My favorite part of the program, though, was Guy’s speech. Now Guy is not one who likes attention, and many people joked that his wife, Joanne, had the most important job of the day – to make sure that Guy showed up! Guy spoke passionately about his motivations to develop Appleby. He said he was inspired by Joanne’s vision for schools to be places where kids have fun. Under Guy’s leadership, Appleby focused on enhancing the arts and the extensive co-curricular programs. His other motivation was to ensure that the school excelled in all areas; evidence of this goal is everywhere – Appleby was the first to introduce laptops and has continued to be a school that others look to in terms of facility development, global programs, differentiated learning, human resource strategies, and leadership development. Guy has demonstrated his commitment, for 41 years, to research, innovation, and learning.
I find myself repeating that number – 41 years. It just seems so unbelievable that someone could spend an entire lifetime in one place. Does anyone today expect to work in the same place for that long? When CAIS Heads and Chairs identified Human Resources as the number one challenge facing independent schools, did any of them think about how to manage a faculty that is entering their school in 2010 and planning on teaching there until 2051?

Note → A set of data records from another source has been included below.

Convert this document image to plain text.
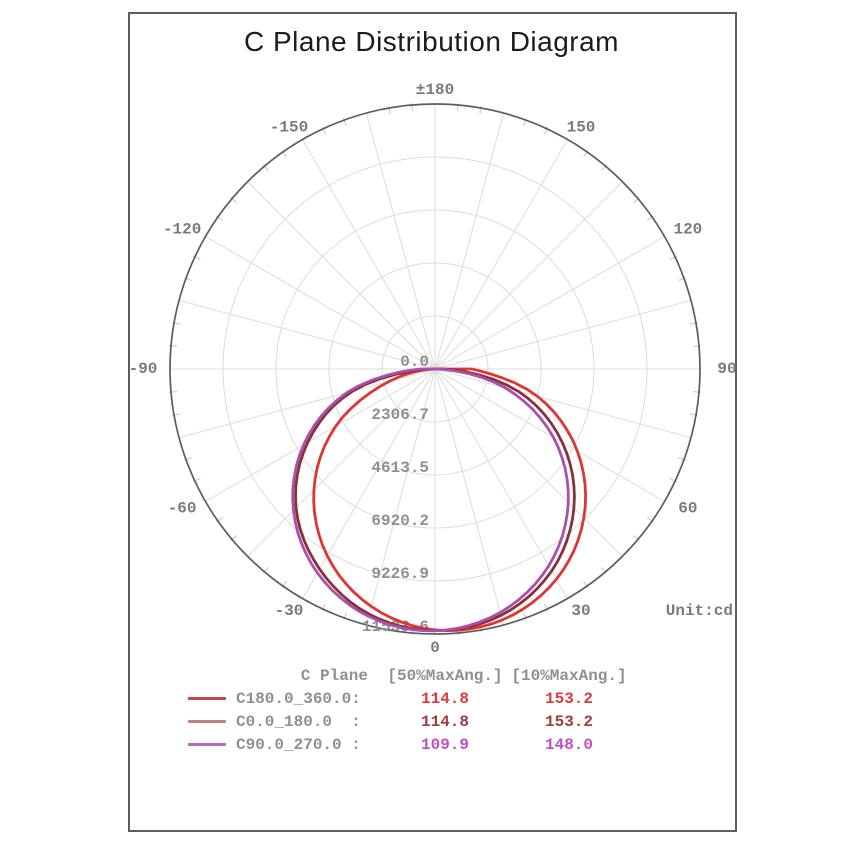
C Plane Distribution Diagram
0.0
2306.7
4613.5
6920.2
9226.9
11533.6
0
30
-30
60
-60
90
-90
120
-120
150
-150
±180
Unit:cd
C Plane [50%MaxAng.] [10%MaxAng.]
C180.0_360.0:	114.8	153.2
C0.0_180.0  :	114.8	153.2
C90.0_270.0 :	109.9	148.0
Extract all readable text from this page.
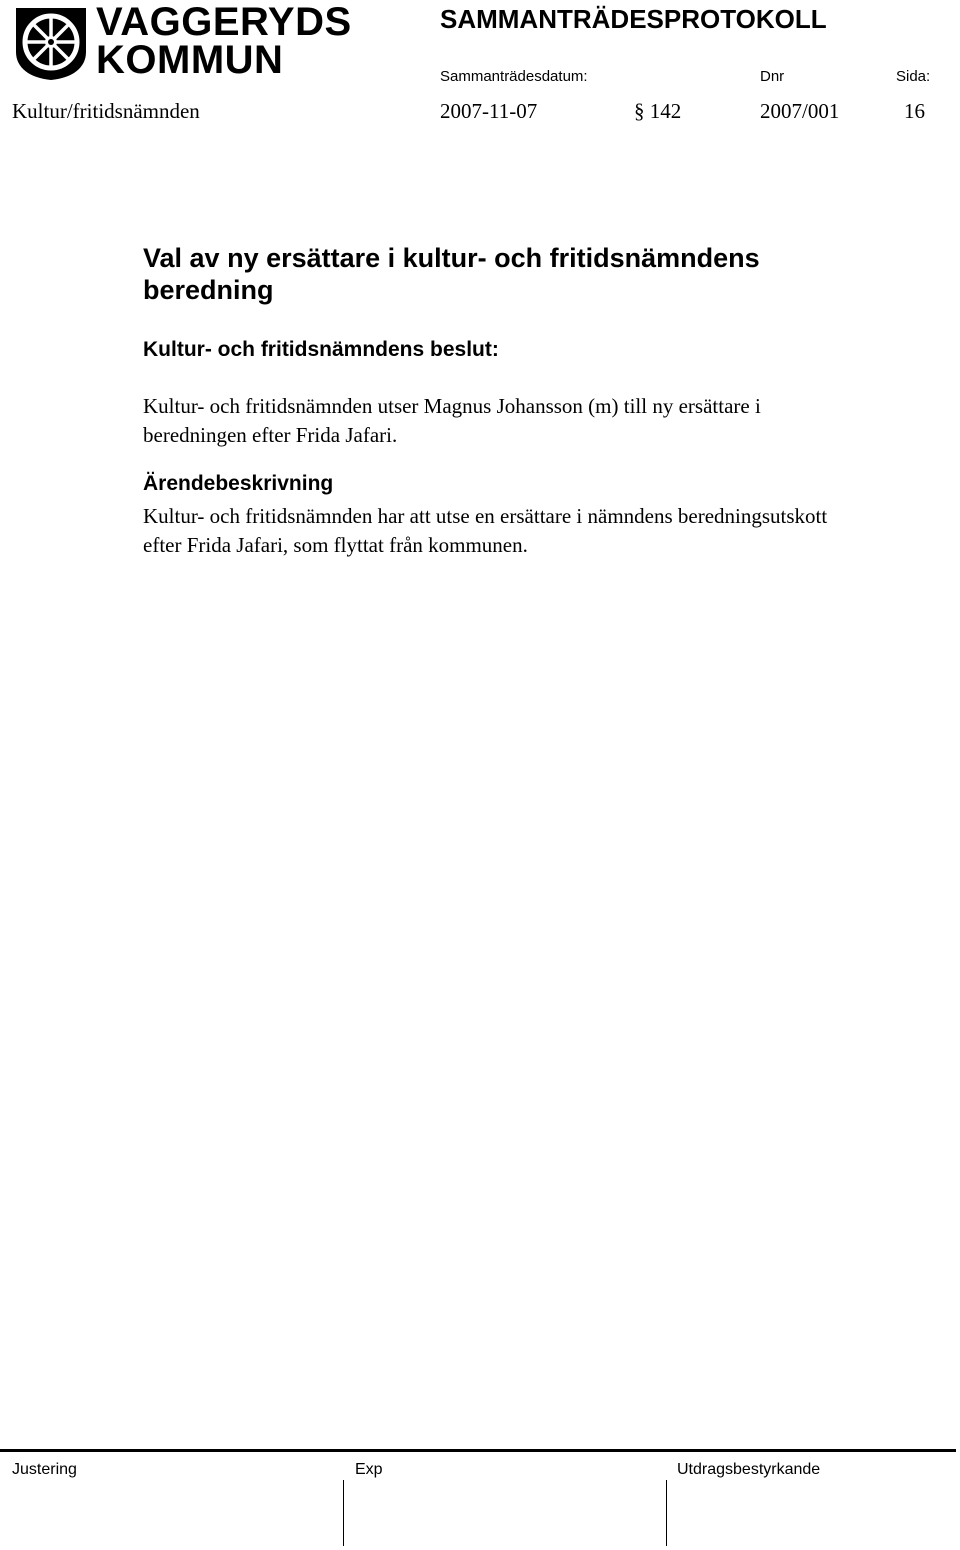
VAGGERYDS
KOMMUN
SAMMANTRÄDESPROTOKOLL
Sammanträdesdatum:	Dnr	Sida:
Kultur/fritidsnämnden	2007-11-07	§ 142	2007/001	16
Val av ny ersättare i kultur- och fritidsnämndens beredning
Kultur- och fritidsnämndens beslut:
Kultur- och fritidsnämnden utser Magnus Johansson (m) till ny ersättare i beredningen efter Frida Jafari.
Ärendebeskrivning
Kultur- och fritidsnämnden har att utse en ersättare i nämndens beredningsutskott efter Frida Jafari, som flyttat från kommunen.
Justering	Exp	Utdragsbestyrkande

But for 41 years, he pursued his vision for Appleby. And more than that, he didn’t become complacent or even coast a little; in fact, he picked up speed and also gave his time over the years to CESI, CAIS, Round Square and now the Collaborative Boarding Project.
I will never forget all of the work that Guy did to get 94 schools to form a new national organization or to get 28 schools to market boarding and Canada collaboratively. These bold visions can take thousands of countless – and thankless! – hours of determination to succeed. But Guy forges onwards.
On Sunday night, I sat in an audience of hundreds of people who had been influenced by Guy. But I found myself contemplating his far-reaching impact. I write this now from Mexico City, waiting for the CAIS Recruitment Fair to begin, and Sarah is making her way to Russia, with the Department of Foreign Affairs and International Trade. We are promoting CAIS and Canada because of Guy’s commitment.
Makes me wonder, after 41 years, how many other people are out there thanks to Guy’s impact? Now that’s remarkable.